The Story As Often Told

     Here is a brief summary of the story as it is usually told:

     In the fourth century a little monk named Telemachus from Asia (modern day Turkey comprises the Roman province of Asia; or perhaps Asia Minor is meant), was led by an inner voice to go to Rome without knowing why.  He followed the crowds to the Coliseum.  Two gladiators were fighting, and Telemachus tried to get between them to stop them, shouting three times, "In the name of Christ, forbear!" Telemachus was killed by being run through with the sword of one of the gladiators.  When the crowd saw the little monk lying dead in a pool of blood, they fell silent, leaving the stadium, one by one.  Because of Telemachus' death, three days later, the Emperor by decree ended the Games.

The Errors

     The errors found in the above story are: (1.) that the event above occurred in the fourth century.  It actually occurred in the early 400's A.D., (which is the fifth century); and (2.) that Telemachus was killed by a gladiator's sword, the crowd then leaving one by one, until all had left.  Telemachus actually was killed through being stoned to death by the furious crowd, enraged that someone would dare to interfere with their "entertainment." 



Image: The Prayer Foundation logo (with white Celtic cross on a green shield).

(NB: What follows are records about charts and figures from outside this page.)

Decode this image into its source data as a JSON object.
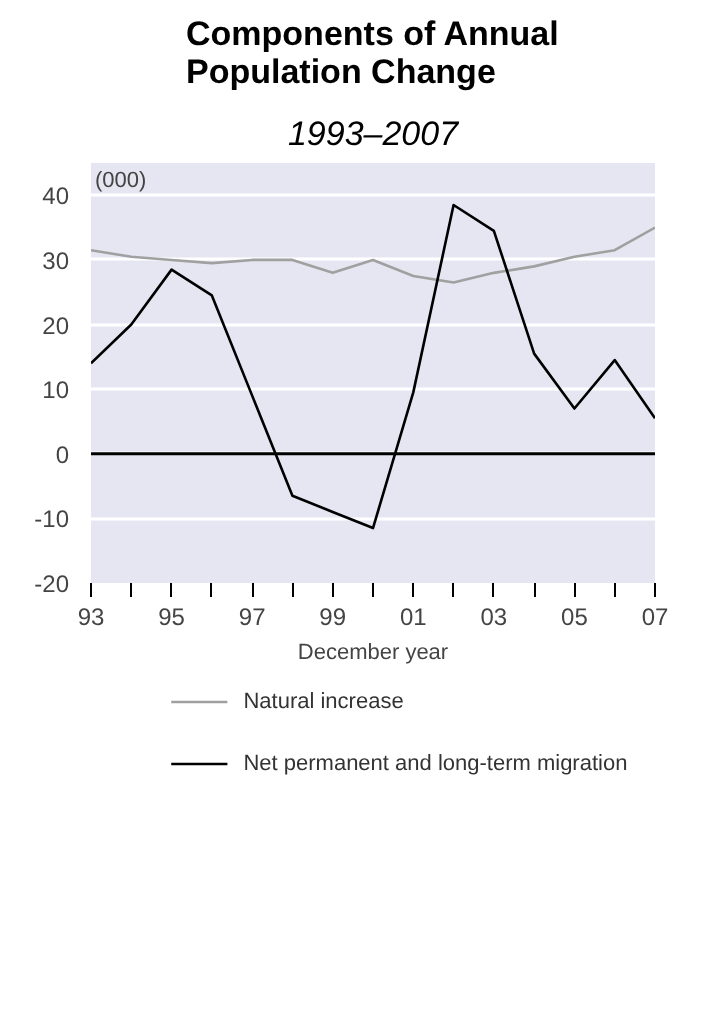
{
  "chart_data": {
    "type": "line",
    "title": "Components of Annual Population Change",
    "subtitle": "1993–2007",
    "xlabel": "December year",
    "ylabel": "(000)",
    "x": [
      1993,
      1994,
      1995,
      1996,
      1997,
      1998,
      1999,
      2000,
      2001,
      2002,
      2003,
      2004,
      2005,
      2006,
      2007
    ],
    "series": [
      {
        "name": "Natural increase",
        "color": "#a0a0a0",
        "values": [
          31.5,
          30.5,
          30,
          29.5,
          30,
          30,
          28,
          30,
          27.5,
          26.5,
          28,
          29,
          30.5,
          31.5,
          35
        ]
      },
      {
        "name": "Net permanent and long-term migration",
        "color": "#000000",
        "values": [
          14,
          20,
          28.5,
          24.5,
          9,
          -6.5,
          -9,
          -11.5,
          9.5,
          38.5,
          34.5,
          15.5,
          7,
          14.5,
          5.5
        ]
      }
    ],
    "xlim": [
      1993,
      2007
    ],
    "xticks": [
      {
        "value": 1993,
        "label": "93"
      },
      {
        "value": 1994,
        "label": null
      },
      {
        "value": 1995,
        "label": "95"
      },
      {
        "value": 1996,
        "label": null
      },
      {
        "value": 1997,
        "label": "97"
      },
      {
        "value": 1998,
        "label": null
      },
      {
        "value": 1999,
        "label": "99"
      },
      {
        "value": 2000,
        "label": null
      },
      {
        "value": 2001,
        "label": "01"
      },
      {
        "value": 2002,
        "label": null
      },
      {
        "value": 2003,
        "label": "03"
      },
      {
        "value": 2004,
        "label": null
      },
      {
        "value": 2005,
        "label": "05"
      },
      {
        "value": 2006,
        "label": null
      },
      {
        "value": 2007,
        "label": "07"
      }
    ],
    "ylim": [
      -20,
      45
    ],
    "yticks": [
      -20,
      -10,
      0,
      10,
      20,
      30,
      40
    ],
    "ref_lines": [
      {
        "axis": "y",
        "value": 0,
        "color": "#000000"
      }
    ],
    "grid": "y",
    "legend": "bottom",
    "line_style": "solid",
    "marker": "none"
  }
}
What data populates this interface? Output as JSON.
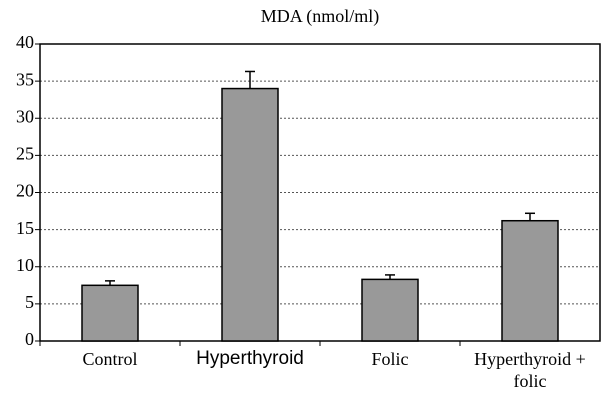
{
  "chart_data": {
    "type": "bar",
    "title": "MDA (nmol/ml)",
    "categories": [
      "Control",
      "Hyperthyroid",
      "Folic",
      "Hyperthyroid + folic"
    ],
    "values": [
      7.5,
      34,
      8.3,
      16.2
    ],
    "errors": [
      0.6,
      2.3,
      0.6,
      1.0
    ],
    "color": "#999999",
    "ylim": [
      0,
      40
    ],
    "yticks": [
      0,
      5,
      10,
      15,
      20,
      25,
      30,
      35,
      40
    ],
    "grid": true
  }
}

Some critics claim that Telemachus' death cannot have ended the Coliseum Games, because the Games were held until the early fifth century.  This a false argument, because they are accepting the wrong dating of the event.  They are correct about the dating of the ending of the Games, but wrong in contending  that Telemachus' death was not the event that triggered their demise.

The True Story

The true story is found in the writings of Theodoret, Bishop of Cyrrhus in Syria (393-457 A.D.).  Theodoret's Ecclesiastical History covers the period of time up until 429 A.D. (the early fifth century).  We quote it here:

 Theodoret of Cyrus (Cyrrhus in Syria), The Ecclesiastical History   

Book V, Chapter XXVI: Of Honorius the Emperor and Telemachus the monk. 

"Honorius, who inherited the empire of Europe, put a stop to the gladitorial combats which had long been held at Rome.  The occasion of his doing so arose from the following circumstance.  A certain man of the name of Telemachus had embraced the ascetic life.  He had set out from the East and for this reason had repaired to Rome.  There, when the abominable spectacle was being exhibited, he went himself into the stadium, and stepping down into the arena, endeavoured to stop the men who were wielding their weapons against one another.  The spectators of the slaughter were indignant, and inspired by the triad fury of the demon who delights in those bloody deeds, stoned the peacemaker to death.

When the admirable emperor was informed of this he numbered Telemachus in the number of victorius martyrs, and put an end to that impious spectacle."